A total of 754, 756 and 759 offspring were included in analyses of AC, HC and weight, respectively, while 720 offspring were included in analyses of length/height. Table 1 includes the number of measures of each growth measure at each measurement occasion with number of measures available broadly similar across growth measures; for example, weight measures available on each occasion included 655 measures at 20 weeks gestation, 730 at 34 weeks gestation, 756 at birth, 280 at 6 months, 339 at 2 years and 387 at 5 years.

Of participants included in analyses (table 2), over 50% had completed third-level education and a majority (>90%) were of white ethnicity. Among mothers of male babies, mean age (SD) at delivery was approximately 32.3 (4.2) years, mean (SD) BMI at delivery was 27.1 (5.2) kg/m2, mean (SD) birth weight at delivery was 4.1 (0.5) kg and median (IQR) gestational age was 40.4 (39.6, 41.1) weeks. Mothers of male babies had relatively low levels of deprivation as indicated by the mean (SD) Pobal HP (Haase and Pratschke) index of 5.3 (10.8) (note the Pobal HP index is a census-based deprivation index in Ireland which has a mean of 0 (SD=10) in the general population and ranges from −39 [most deprived] to 40 [most affluent])23 Characteristics were broadly similar for mothers of female babies though mothers of female babies had somewhat higher levels of third-level education (~60%). Model fit as judged by differences between observed growth measures and those predicted by the models for AC, HC, weight and length are shown in tables 3–6. Overall, our models have good fit as all reference ranges for the difference between observed and predicted are less than the SD of the observed or less than 10% of the observed value which can be used as a rule of thumb for the assessment of model fit.

Table 2

Characteristics of ROLO participants included in the analysis of length/height, by sex

Table 3

Model details for abdominal circumference

Table 4

Model details for head circumference

Table 5

Model details for weight

Trajectories of AC, HC and weight from 20 weeks’ gestation to 5 years and trajectories of length/height from birth to 5 years by intervention status and sex are shown in tables 7 and 8 and figures 1–4). AC and HC had the fastest rates (table 7) of growth from 20 to 34 weeks’ gestation with growth rates continuing to slow thereafter up to age 5 years. Weight had the fastest growth rate from 34 weeks’ gestation to birth with growth rates slowing somewhat from birth to 6 months and continuing to slow thereafter until 5 years. Length/height had the fastest growth rates from birth to 2 years, with the growth rate decreasing thereafter and slowing further from 2 to 5 years.

Table 7

Mean growth rates of anthropometry and mean difference in growth rates by intervention status and sex in the ROLO cohort from 20 weeks to 5 years

Table 8

Mean absolute growth measure and difference in absolute growth measure by intervention status and sex in the ROLO cohort at 20 weeks gestation, birth and 5 years

Table 6

Model details for length

Figure 1

Trajectories of abdominal circumference from 20 weeks gestation to age 5 years by intervention status and sex. Note that X axis displays time in months because trajectory spans the antenatal and postnatal period.

Figure 2

Trajectories of head circumference from 20 weeks gestation to age 5 years by intervention status and sex. Note that x-axis displays time in months because trajectory spans the antenatal and postnatal period.

Figure 3

Trajectories of weight from 20 weeks gestation to age 5 years by intervention status and sex. Note that x- axis displays time in months because trajectory spans the antenatal and postnatal period.

Figure 4

Trajectories of length/height from birth to age 5 years by intervention status and sex. Note that x-axis displays time in months.

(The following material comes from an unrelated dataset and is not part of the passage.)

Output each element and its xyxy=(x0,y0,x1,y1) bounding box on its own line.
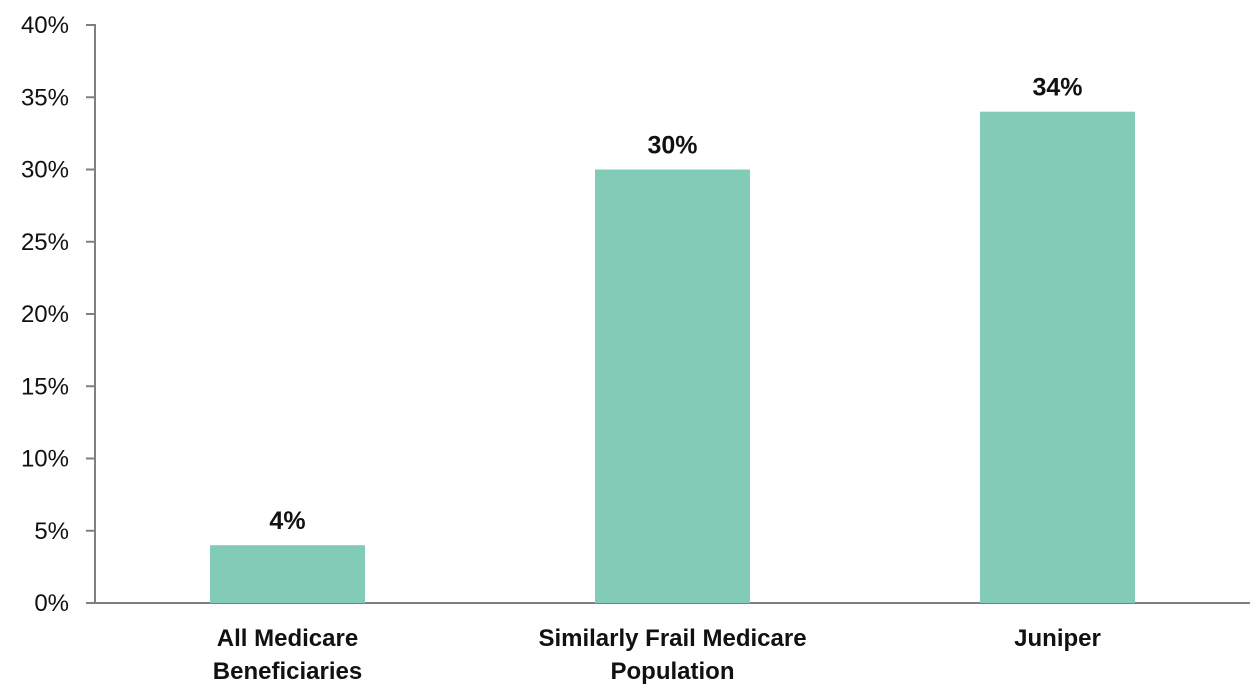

We found no strong evidence of differences in trajectories of AC, weight and length/height between the intervention and control group, but we found some evidence of slightly greater HC (difference 0.27 cm (95% CI 0.03 to 0.51) emerging among the control group at 5 years (table 8). AC trajectories did not differ between males and females, though we found some evidence of modest differences in HC, weight and length/height trajectories between males and females. Females had lower HC at 20 weeks gestation with this difference widening at birth and persisting at age 5 years (difference at 5 years: −0.91 cm, 95% CI −1.14 to –0.68). Females had −0.15 kg (95% CI −0.21 to –0.08) lower birth weight and slower postnatal growth rates in weight leading to −0.50 kg (95% CI −0.96 to –0.05) lower weight among females at 5 years. Similarly, females were −0.83 cm (95% CI −1.17 to –0.48) shorter in length at birth and had slower postnatal growth rates in length/height leading to −1.22 cm (95% CI −2.01 to –0.43) shorter height among females at 5 years.

Discussion

In this prospective follow up of a randomised control trial of approximately 750 predominantly macrosomic infants, we demonstrated the use of linear spline multilevel modelling to examine trajectories of AC, HC, weight and length/height from 20 weeks’ gestation to age 5 years. We showed their applicability to data with repeated measures of growth which span the antenatal and postnatal period, even when as few as 4 repeat assessments are available (in the case of length/height) and measures are sparse.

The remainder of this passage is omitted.